- Consensus secondary structure and sequence conservation of GA-cis RNA

Identifiers
- Symbol: GA-cis
- Rfam: RF02987

Other data
- RNA type: Gene; sRNA
- SO: SO:0001263
- PDB structures: PDBe

= GA-cis RNA motif =

The GA-cis RNA motif is a conserved RNA structure that was discovered by bioinformatics.
GA-cis motif RNAs are found in one species classified within the phylum Bacillota: specifically, there are 9 predicted copies in Coprocuccus eutactus ATCC 27759.

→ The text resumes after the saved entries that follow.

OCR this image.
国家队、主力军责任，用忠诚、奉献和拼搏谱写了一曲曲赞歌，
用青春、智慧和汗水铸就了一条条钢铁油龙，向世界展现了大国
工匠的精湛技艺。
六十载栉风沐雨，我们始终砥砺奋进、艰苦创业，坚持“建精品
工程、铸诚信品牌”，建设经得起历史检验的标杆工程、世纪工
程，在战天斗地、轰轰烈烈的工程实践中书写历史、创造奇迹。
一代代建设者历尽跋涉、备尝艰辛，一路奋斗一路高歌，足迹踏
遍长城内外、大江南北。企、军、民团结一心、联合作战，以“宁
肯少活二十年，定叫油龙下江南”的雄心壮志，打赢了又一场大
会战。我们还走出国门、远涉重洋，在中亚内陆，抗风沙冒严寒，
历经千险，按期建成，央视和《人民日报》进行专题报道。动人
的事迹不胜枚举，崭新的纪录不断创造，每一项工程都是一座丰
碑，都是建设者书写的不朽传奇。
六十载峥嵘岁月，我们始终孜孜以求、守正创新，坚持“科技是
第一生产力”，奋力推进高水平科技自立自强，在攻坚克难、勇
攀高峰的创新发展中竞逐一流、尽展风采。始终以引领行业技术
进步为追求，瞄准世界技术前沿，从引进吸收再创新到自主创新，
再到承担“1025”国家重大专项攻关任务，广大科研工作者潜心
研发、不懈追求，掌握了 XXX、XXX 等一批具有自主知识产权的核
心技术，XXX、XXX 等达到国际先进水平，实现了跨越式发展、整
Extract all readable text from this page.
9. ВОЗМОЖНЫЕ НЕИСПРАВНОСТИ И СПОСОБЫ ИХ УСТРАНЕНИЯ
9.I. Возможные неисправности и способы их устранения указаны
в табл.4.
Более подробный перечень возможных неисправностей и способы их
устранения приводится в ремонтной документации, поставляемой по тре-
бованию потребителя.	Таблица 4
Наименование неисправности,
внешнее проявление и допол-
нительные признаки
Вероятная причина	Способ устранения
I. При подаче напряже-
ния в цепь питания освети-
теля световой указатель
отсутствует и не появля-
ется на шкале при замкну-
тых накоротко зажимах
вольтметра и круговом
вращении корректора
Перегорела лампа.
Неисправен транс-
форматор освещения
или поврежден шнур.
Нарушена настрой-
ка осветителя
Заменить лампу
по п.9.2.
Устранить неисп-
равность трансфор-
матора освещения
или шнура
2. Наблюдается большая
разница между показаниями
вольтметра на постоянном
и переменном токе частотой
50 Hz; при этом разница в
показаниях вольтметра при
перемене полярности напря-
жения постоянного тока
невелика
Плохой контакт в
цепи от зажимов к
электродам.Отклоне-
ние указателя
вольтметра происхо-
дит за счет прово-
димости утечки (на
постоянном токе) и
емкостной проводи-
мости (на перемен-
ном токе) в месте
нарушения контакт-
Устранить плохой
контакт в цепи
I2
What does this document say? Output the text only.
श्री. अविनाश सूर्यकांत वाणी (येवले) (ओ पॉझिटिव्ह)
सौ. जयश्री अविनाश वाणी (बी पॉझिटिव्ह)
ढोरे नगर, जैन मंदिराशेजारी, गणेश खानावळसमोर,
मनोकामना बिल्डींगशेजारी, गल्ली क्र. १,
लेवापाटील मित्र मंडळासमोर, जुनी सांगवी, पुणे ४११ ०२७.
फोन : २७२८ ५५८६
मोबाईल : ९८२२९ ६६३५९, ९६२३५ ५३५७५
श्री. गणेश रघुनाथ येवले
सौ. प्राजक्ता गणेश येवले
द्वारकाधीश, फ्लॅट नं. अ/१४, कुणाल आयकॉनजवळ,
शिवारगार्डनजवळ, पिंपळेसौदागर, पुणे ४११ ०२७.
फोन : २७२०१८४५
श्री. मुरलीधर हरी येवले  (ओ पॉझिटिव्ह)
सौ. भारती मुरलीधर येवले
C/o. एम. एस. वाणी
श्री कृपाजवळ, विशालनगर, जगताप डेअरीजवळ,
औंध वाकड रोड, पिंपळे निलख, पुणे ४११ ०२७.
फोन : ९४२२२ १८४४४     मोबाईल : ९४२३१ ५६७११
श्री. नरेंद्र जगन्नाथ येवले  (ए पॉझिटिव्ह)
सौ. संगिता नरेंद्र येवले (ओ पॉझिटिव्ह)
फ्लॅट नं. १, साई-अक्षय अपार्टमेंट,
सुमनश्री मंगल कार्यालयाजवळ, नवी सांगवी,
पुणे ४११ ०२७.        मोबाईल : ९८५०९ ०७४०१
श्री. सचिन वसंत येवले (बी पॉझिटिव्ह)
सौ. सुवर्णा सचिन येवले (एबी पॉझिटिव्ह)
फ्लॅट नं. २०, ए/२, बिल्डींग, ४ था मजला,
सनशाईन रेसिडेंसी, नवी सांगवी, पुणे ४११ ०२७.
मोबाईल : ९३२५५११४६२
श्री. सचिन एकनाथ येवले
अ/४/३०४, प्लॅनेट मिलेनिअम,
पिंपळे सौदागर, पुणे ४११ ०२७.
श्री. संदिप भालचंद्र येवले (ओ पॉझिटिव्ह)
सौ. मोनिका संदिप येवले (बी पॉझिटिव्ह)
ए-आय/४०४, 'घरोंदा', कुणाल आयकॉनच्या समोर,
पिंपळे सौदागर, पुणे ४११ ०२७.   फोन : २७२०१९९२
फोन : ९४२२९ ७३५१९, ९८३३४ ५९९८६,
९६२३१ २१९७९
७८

GA-cis RNAs are generally located in the 5' untranslated regions of protein-coding genes.
Indeed, the RNAs are upstream of multiple genes that encode non-homologous proteins. If all examples of the RNA were upstream of homologous genes, there is the possibility that the RNAs were conserved in that position simply by inheritance. The non-homology of the genes downstream of COG2908 RNAs makes this scenario less likely.
This evidence suggests that GA-cis RNAs function as cis-regulatory elements.
However, due to some cases where a GA-cis RNA is not immediately upstream of a gene makes this hypothesis tentative.

The GA-cis RNA motif is named because of the frequent occurrence of conserved GpA di-nucleotides in its sequence, and its locations that are typical of cis-regulatory elements.